If there is no dependency of instructions, these may be executed out of order also if final outcome is not affected. You can observe this while debugging a code compiled at higher optimization level.
Since A = a; and B = b; are independent in terms of data dependencies, this should not matter. If there was an output/outcome of previous instruction affecting the subsequent instruction's input, then ordering matters, otherwise not. this is strictly sequential execution normally.

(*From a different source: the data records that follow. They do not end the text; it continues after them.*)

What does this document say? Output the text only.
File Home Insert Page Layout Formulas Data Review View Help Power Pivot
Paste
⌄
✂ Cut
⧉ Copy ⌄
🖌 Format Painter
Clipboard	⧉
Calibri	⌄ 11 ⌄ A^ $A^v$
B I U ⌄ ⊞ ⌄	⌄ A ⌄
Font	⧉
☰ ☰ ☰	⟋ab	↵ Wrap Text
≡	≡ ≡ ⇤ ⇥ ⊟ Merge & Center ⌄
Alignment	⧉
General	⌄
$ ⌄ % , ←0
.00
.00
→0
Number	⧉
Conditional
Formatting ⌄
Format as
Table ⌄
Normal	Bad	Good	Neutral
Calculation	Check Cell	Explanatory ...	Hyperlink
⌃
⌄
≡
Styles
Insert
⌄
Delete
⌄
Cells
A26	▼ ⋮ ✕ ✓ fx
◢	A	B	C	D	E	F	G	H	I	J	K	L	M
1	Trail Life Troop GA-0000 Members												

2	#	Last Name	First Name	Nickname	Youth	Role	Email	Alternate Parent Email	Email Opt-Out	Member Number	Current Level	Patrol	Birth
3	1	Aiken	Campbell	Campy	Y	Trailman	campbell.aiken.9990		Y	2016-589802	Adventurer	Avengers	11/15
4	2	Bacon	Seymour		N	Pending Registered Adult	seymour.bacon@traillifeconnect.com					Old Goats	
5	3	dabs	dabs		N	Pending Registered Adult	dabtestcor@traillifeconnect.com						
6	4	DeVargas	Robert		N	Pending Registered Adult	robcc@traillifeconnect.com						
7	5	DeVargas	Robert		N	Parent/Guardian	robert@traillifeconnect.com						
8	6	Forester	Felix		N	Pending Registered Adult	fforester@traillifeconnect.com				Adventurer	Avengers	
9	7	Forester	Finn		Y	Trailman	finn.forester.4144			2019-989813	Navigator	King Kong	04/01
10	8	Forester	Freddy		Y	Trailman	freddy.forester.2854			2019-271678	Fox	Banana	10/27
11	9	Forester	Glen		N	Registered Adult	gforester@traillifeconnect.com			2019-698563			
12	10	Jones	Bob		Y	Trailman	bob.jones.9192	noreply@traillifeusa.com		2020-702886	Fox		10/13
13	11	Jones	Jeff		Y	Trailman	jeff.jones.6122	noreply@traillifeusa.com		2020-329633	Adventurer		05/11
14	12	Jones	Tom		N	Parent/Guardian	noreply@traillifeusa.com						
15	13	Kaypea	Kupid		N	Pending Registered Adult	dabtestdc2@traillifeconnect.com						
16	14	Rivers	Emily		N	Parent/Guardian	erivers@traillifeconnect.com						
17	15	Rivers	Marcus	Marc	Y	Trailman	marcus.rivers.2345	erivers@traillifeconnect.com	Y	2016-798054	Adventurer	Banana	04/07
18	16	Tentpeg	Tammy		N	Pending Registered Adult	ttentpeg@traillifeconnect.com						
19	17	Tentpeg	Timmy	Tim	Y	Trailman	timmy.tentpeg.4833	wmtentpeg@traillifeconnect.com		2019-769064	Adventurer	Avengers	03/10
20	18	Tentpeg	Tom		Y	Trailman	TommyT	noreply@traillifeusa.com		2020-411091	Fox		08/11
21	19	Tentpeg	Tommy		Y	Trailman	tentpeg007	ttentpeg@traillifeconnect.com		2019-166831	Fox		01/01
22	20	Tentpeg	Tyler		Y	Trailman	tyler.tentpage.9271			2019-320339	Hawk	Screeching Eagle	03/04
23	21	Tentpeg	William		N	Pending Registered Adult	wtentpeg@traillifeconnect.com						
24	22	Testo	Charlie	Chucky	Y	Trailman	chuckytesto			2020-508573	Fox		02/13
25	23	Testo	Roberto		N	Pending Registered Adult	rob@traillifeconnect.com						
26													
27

My read is that this is required to work by the C++ standard; however if you're trying to use this for multithreading control, it doesn't work in that context because there is nothing here to guarantee the registers get written to memory in the right order.
As your edit indicates, you are trying to use it exactly where it will not work.
It may be of interest that if you do this:
{ A=a, B=b; /*etc*/ }
Note the comma in place of the semi-colon.
Then the C++ specification and any confirming compiler will have to guarantee the execution order because operands of the comma operator are always evaluated left to right.
This can indeed be used to prevent the optimizer from subverting your thread synchronization by reordering. The comma effectively becomes a barrier across which reordering is not allowed.